Council of Cardinals prep new constitution for Roman Curia
St. Peter’s Basilica in Vatican City. CBCPNews
By Hannah Brockhaus
Catholic News Agency
April 26, 2018
Pope Francis and his Council of Cardinals met this week to continue their discussion of curial reform and to work on the draft of a new apostolic constitution outlining the structure and duties of the Roman Curia.
There is no predicted release date for the apostolic constitution, but the drafting and editing “will take some time,” according to an April 25 Vatican communique. When finished, it will be presented to Pope Francis for further consultation and final approval.
The major part of this week’s meetings, which took place April 23-25 at the Vatican, were dedicated to re-reading the current draft of the constitution, Vatican spokesman Greg Burke said in a briefing April 25.
The Council of Cardinals – who advise the pope on matters of Church governance and reform – also discussed how the Roman Curia can be at the service to the Holy Father and the particular Churches; the pastoral character of curial activity; and the institution and operation of the third section of the Secretary of State, which was established in November to oversee the Holy See’s diplomatic corps.
They also conversed on the announcement of the Gospel and the missionary spirit as a perspective that characterizes the activity of the whole Curia.
During the meetings, the pope and cardinals received an update on the progress of the reform of the Vatican communications system by Msgr. Lucio Ruiz, secretary and acting prefect of the Secretariat for Communications.
Notably, there was no update on the state of the Vatican’s financial reforms, a typical topic of the council’s reunions.
Cardinal Sean O’Malley, head of the Pontifical Commission for the Protection of Minors (PCPM), gave a report on the work of the commission on behalf of children and vulnerable adults, including an explanation of what took place during the PCPM’s recent plenary meeting in Rome.
O’Malley also welcomed a group from the United Kingdom, called the “Survivor Advisory Panel,” and reiterated the PCPM’s commitment to begin their work with first listening to victims of sexual abuse and their experiences.
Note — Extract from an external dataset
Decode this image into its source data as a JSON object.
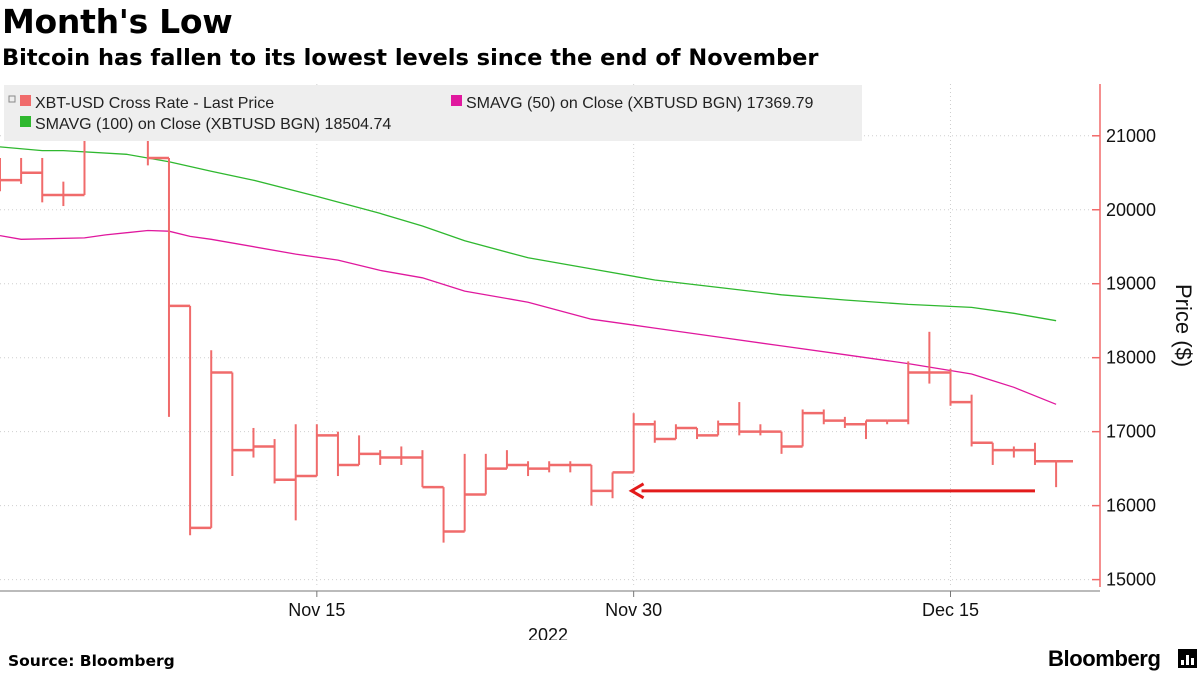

All members of the council were present throughout the week except for Cardinal George Pell, prefect of the Secretariat for the Economy, who has been in Australia since last summer facing charges of historical sex abuse. Cardinal Reinhard Marx was absent Monday.
As usual, Pope Francis was present for all sessions apart from Wednesday morning, when he holds the weekly general audience.
Established by Pope Francis shortly after his pontificate began in 2013, the Council of Cardinals – also known as the “C9” – serves as an advisory body on Church governance and reform, with special emphasis on the reform of Pastor bonus, the apostolic constitution which governs the Roman Curia.
The council’s next round of meetings will take place June 11-13.